Mr Watt-Pringle said Mr Stansfield’s case was that “repeated acceleration-deceleration forces” generated by five crash tests in which he participated as a “crash test dummy” caused him harm including “soft tissue injury to the structures around his spine” and “subtle brain injury”.

He said Mr Stansfield was claiming more than £3 million in respect of future lost earnings.

Mr Watt-Pringle said liability had been admitted subject to an agreed one third reduction for “contributory negligence”.

He said the BBC disputed the assertion that Mr Stansfield “sustained the injuries and suffered the symptoms and losses alleged”.

Marcus Grant, who is representing Mr Stansfield, said Mr Stansfield’s case was supported by 11 lay witnesses “to attest to his suffering and loss” over the past eight years.

He said Mr Stansfield had been “exposed to an unusual and dangerous mechanism of injury”.

Mr Grant said the symptoms Mr Stansfield complained of fell across a “number of clinical disciplines which overlap and interact with one another” and had continued to cause “significant dysfunction”.

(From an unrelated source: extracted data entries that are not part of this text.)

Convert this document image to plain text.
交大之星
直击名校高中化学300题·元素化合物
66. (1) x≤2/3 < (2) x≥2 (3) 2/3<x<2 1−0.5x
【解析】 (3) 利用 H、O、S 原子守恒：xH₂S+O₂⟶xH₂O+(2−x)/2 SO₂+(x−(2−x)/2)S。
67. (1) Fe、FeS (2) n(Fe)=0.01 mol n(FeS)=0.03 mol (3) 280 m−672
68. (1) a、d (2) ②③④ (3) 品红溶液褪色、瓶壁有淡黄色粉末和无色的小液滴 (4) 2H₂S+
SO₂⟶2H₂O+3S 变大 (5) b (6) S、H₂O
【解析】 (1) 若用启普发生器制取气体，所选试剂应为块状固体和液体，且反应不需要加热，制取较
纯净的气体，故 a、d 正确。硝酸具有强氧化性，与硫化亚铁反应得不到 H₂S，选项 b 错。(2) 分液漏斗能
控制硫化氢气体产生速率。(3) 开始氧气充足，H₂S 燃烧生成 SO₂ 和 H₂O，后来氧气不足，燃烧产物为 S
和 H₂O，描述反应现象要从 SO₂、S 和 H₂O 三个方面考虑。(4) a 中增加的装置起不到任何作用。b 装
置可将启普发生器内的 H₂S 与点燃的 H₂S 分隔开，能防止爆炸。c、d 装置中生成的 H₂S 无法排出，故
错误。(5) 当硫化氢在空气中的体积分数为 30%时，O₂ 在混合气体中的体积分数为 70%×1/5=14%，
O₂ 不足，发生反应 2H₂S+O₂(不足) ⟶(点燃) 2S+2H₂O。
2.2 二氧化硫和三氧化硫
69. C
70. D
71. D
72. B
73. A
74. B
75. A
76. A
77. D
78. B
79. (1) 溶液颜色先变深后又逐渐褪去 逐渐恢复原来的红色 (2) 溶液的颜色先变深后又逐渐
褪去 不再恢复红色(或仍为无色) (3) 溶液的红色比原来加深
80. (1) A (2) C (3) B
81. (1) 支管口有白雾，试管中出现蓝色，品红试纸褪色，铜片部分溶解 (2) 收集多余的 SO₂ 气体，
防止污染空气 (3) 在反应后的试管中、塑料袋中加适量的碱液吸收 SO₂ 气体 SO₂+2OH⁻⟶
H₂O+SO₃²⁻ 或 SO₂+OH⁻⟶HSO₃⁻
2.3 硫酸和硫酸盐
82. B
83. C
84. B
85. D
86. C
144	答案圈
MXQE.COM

Mr Stansfield had identified more that £600,000 worth of work that had been offered to him after the crash tests, but which he had to turn down because of health reasons, he said.

He said after a while “the offers dried up” as “word got out” that Mr Stansfield was unavailable.

Mr Grant said there was evidence that Mr Stansfield had a “unique skillset” and that his career was entering a new phase.

He said Mr Stansfield had “signed up with a top agent” and was taking on “executive producer credits” which “monetised his creative ideas and writing abilities”.